92In my view, there is simply no warrant for such an approach to the requirements in s 299D(1).
93First, it is inconsistent with the terms of s 299B(3)(b) which are set out at [27] above. The preconditions in s 299D(1) for the grant of leave under s 298(2) must be satisfied before access to subpoenaed materials recording a protected confidence can be granted to a party, other than a protected confider (such as the applicant). Access cannot be granted to the parties' legal representatives in advance of the Court being satisfied that the preconditions in s 299D(1) have been satisfied.
94Secondly, to the extent that an application for access to subpoenaed material under s 298(2) raises issues under s 293, including the potential application of the exceptions to the inadmissibility of prior sexual history under s 293(4) and s 293(6), these must be addressed by the Court as part of the assessment of the "substantial probative value" requirement in paragraph (a) of s 299D(1).
95Thirdly, the power to make ancillary orders under s 302 ought not be construed so as to circumvent the satisfaction of the preconditions in s 299D(1) to allowing production of subpoenaed material under s 298(3). Section 302 is predicated on the Court having been satisfied, relevantly under s 298(2), that documents should be produced and made available for inspection. That is, it is to be assumed that the preconditions in s 299D(1) have been satisfied.
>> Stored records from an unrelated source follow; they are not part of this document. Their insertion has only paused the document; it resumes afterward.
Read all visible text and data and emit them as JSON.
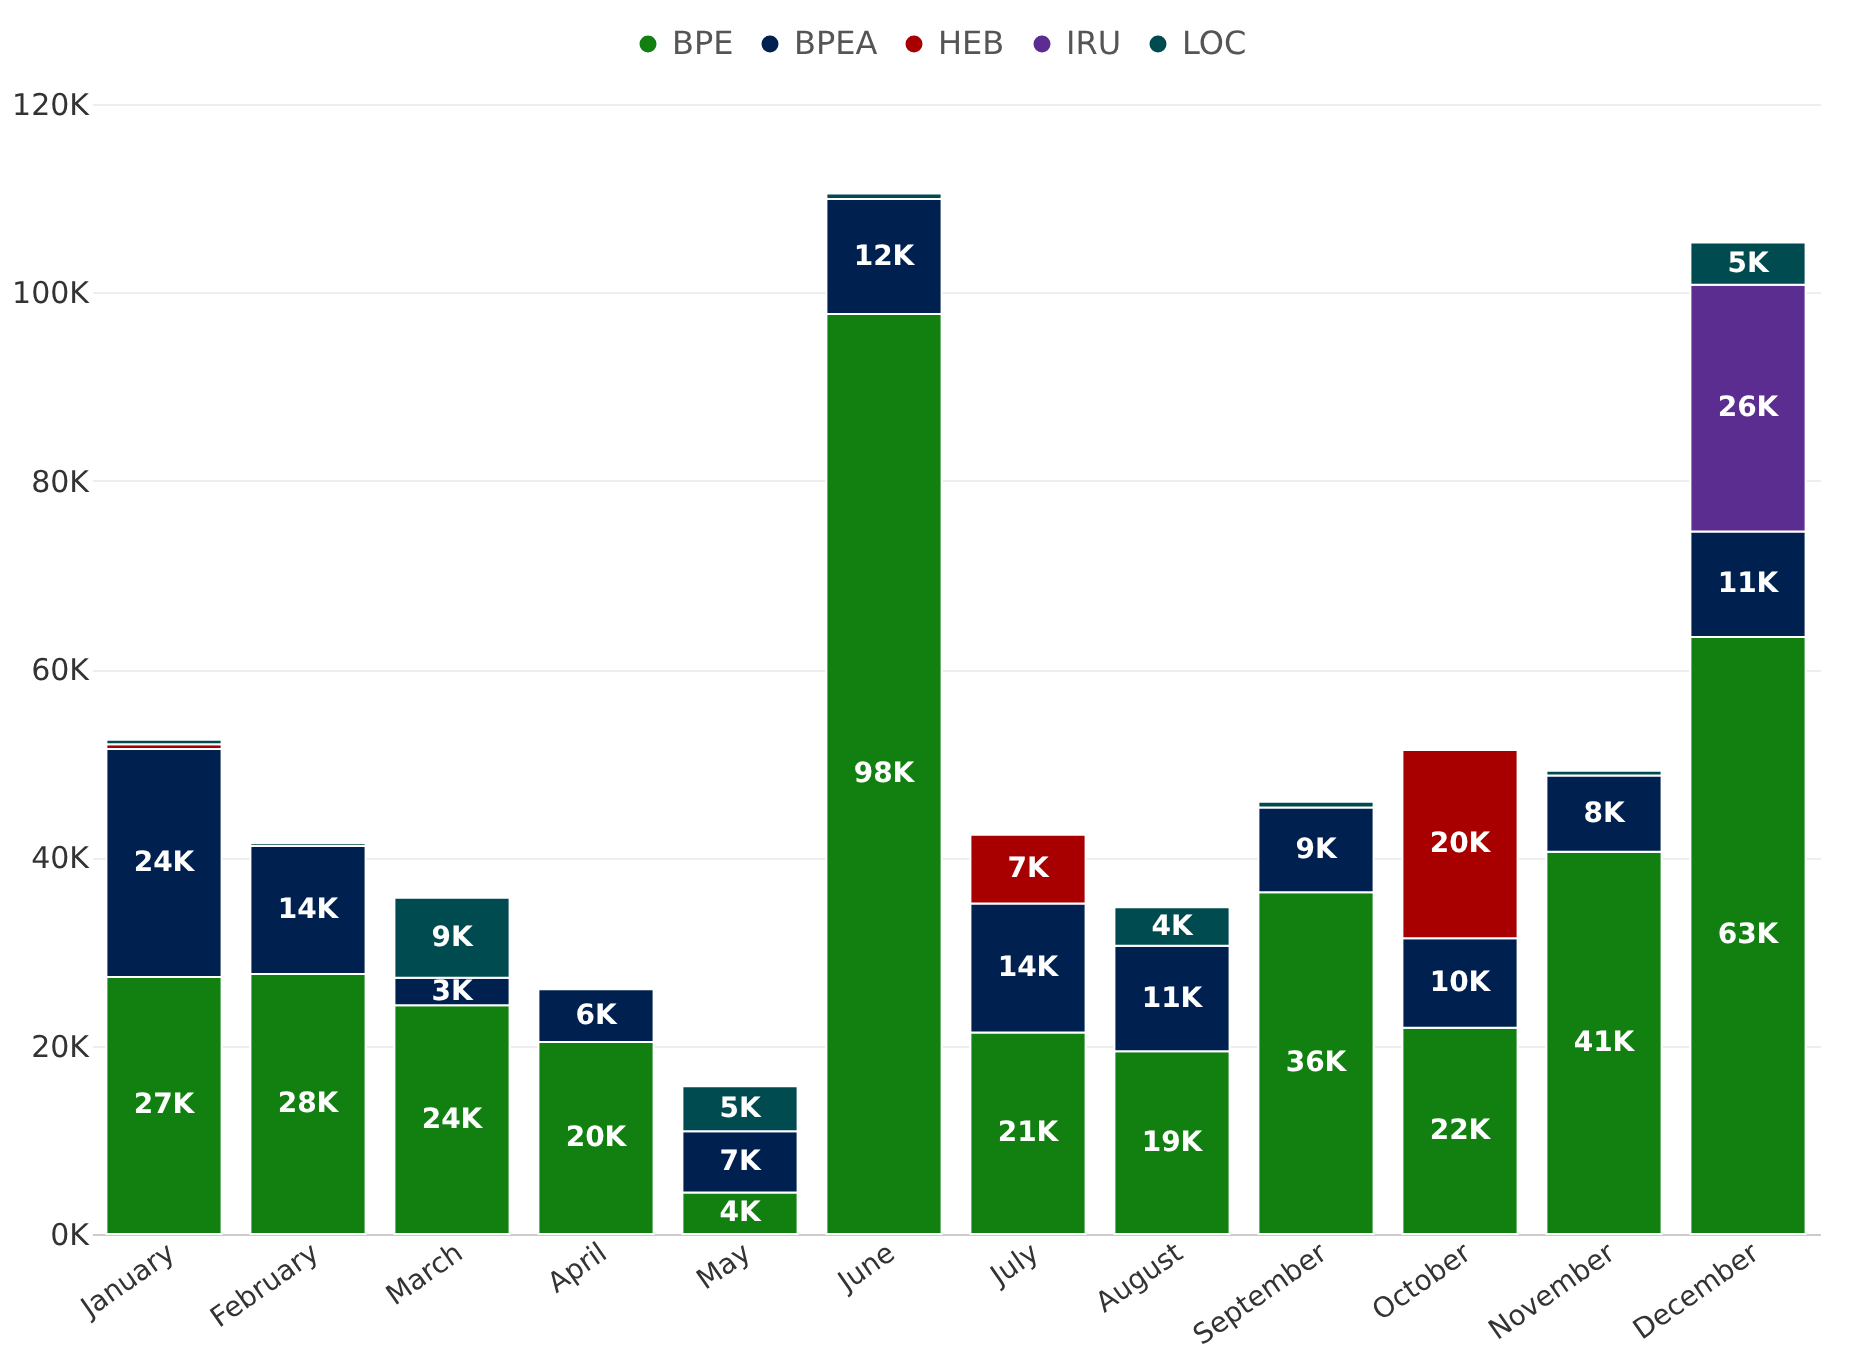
{
  "chart_data": {
    "type": "bar",
    "stacked": true,
    "legend": "top",
    "grid": "y",
    "categories": [
      "January",
      "February",
      "March",
      "April",
      "May",
      "June",
      "July",
      "August",
      "September",
      "October",
      "November",
      "December"
    ],
    "ylim": [
      0,
      120000
    ],
    "yticks": [
      {
        "value": 0,
        "label": "0K"
      },
      {
        "value": 20000,
        "label": "20K"
      },
      {
        "value": 40000,
        "label": "40K"
      },
      {
        "value": 60000,
        "label": "60K"
      },
      {
        "value": 80000,
        "label": "80K"
      },
      {
        "value": 100000,
        "label": "100K"
      },
      {
        "value": 120000,
        "label": "120K"
      }
    ],
    "series": [
      {
        "name": "BPE",
        "color": "#118011",
        "values": [
          27300,
          27600,
          24300,
          20400,
          4400,
          97700,
          21400,
          19400,
          36300,
          21900,
          40600,
          63400
        ],
        "value_labels": [
          "27K",
          "28K",
          "24K",
          "20K",
          "4K",
          "98K",
          "21K",
          "19K",
          "36K",
          "22K",
          "41K",
          "63K"
        ]
      },
      {
        "name": "BPEA",
        "color": "#002050",
        "values": [
          24200,
          13600,
          2900,
          5600,
          6500,
          12200,
          13700,
          11200,
          9000,
          9500,
          8100,
          11200
        ],
        "value_labels": [
          "24K",
          "14K",
          "3K",
          "6K",
          "7K",
          "12K",
          "14K",
          "11K",
          "9K",
          "10K",
          "8K",
          "11K"
        ]
      },
      {
        "name": "HEB",
        "color": "#a80000",
        "values": [
          500,
          null,
          null,
          null,
          null,
          null,
          7300,
          null,
          null,
          20000,
          null,
          null
        ],
        "value_labels": [
          null,
          null,
          null,
          null,
          null,
          null,
          "7K",
          null,
          null,
          "20K",
          null,
          null
        ]
      },
      {
        "name": "IRU",
        "color": "#5c2d91",
        "values": [
          null,
          null,
          null,
          null,
          null,
          null,
          null,
          null,
          null,
          null,
          null,
          26200
        ],
        "value_labels": [
          null,
          null,
          null,
          null,
          null,
          null,
          null,
          null,
          null,
          null,
          null,
          "26K"
        ]
      },
      {
        "name": "LOC",
        "color": "#004b50",
        "values": [
          500,
          300,
          8500,
          null,
          4800,
          600,
          null,
          4100,
          600,
          null,
          500,
          4500
        ],
        "value_labels": [
          null,
          null,
          "9K",
          null,
          "5K",
          null,
          null,
          "4K",
          null,
          null,
          null,
          "5K"
        ]
      }
    ]
  }
}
Section 302 is concerned with orders directed to limiting harm or potential harm from such disclosure of a "protected confidence".
96If the evidence in support of the application for leave to access the subpoenaed material under s 298(2) does not permit the trial judge to reach a view on the admissibility issue raised by s 293, then generally, the appropriate course would be to defer the application for access under s 298(2) until a ruling on admissibility under s 293 is made. The timing of any such ruling, whether pre-trial or during the trial, is a matter for case management by the trial judge.